If you are having trouble remembering with those pesky sorting Algorithms or remembering how to invert a binary tree. In this University level course students will learn about Algorithms and the corresponding practices associated with this skill. In the  course Design and Analysis of Algorithms an individual will be informed about the different classifications of problem instances. Also about various open unsolved problems in the field of Computer Science. The course will include topics related to the theory and practice of Algorithm such as  Brute Force , Divide-N-Conquer, Decrease-N-Conquer ,Approximation Algorithms ,NP Completeness and more.  The class will also dive into the steps in proof writing and some mathematical notation and areas usually not covered in a traditional course.
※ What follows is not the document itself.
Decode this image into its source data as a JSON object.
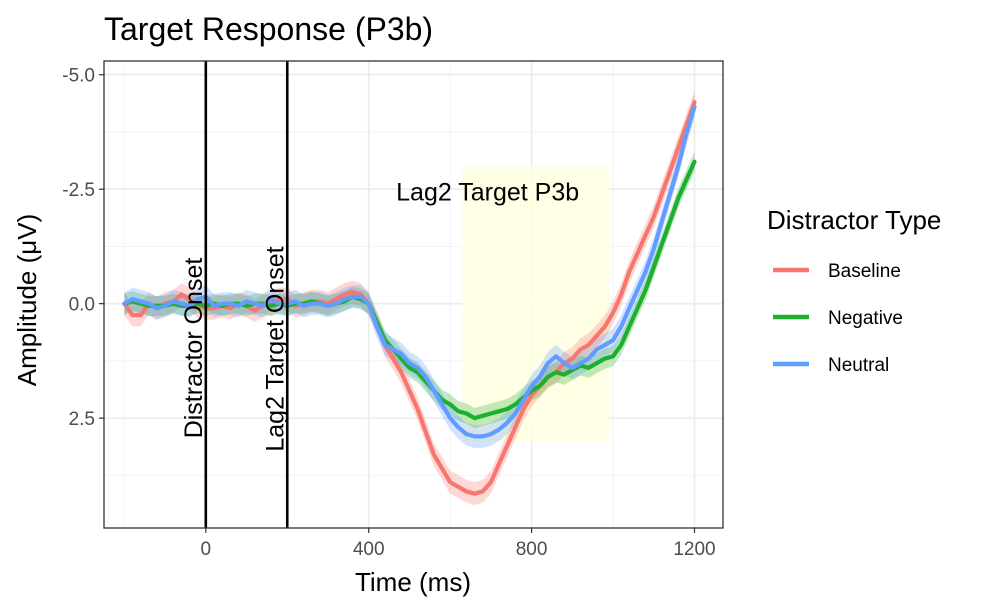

The class will be a combination of live written descriptions of Algorithms as well and definitions and solutions to related problems.  There also will be documents and problems for students to try to solve on their own to test their ability and retention. The course is broken into several sections each with detailed descriptions and subsections related to each independent task. If you have free time I encourage you to find a lab partner or friend to help you solve some of the more difficult tasks in the problem section. If you are still struggling find a University professor to help you surmount this obstacle. If you are ready to be challenged please consider viewing this course on Algorithms and Good Luck.

Who this course is for:

  • People interested in learn about the Theory of Algorithms. This class covers many major topics and may be suited for an individual who entends on talking a University level class on Algorithms.
  • For a Computer Scientist the Design and Analysis of Algorithms and Data Structures courses are one of the most essential required courses for these students at a University.
  • If you are interested in developing or solving problems this course will give students some pointers on which types of problems are Intractable.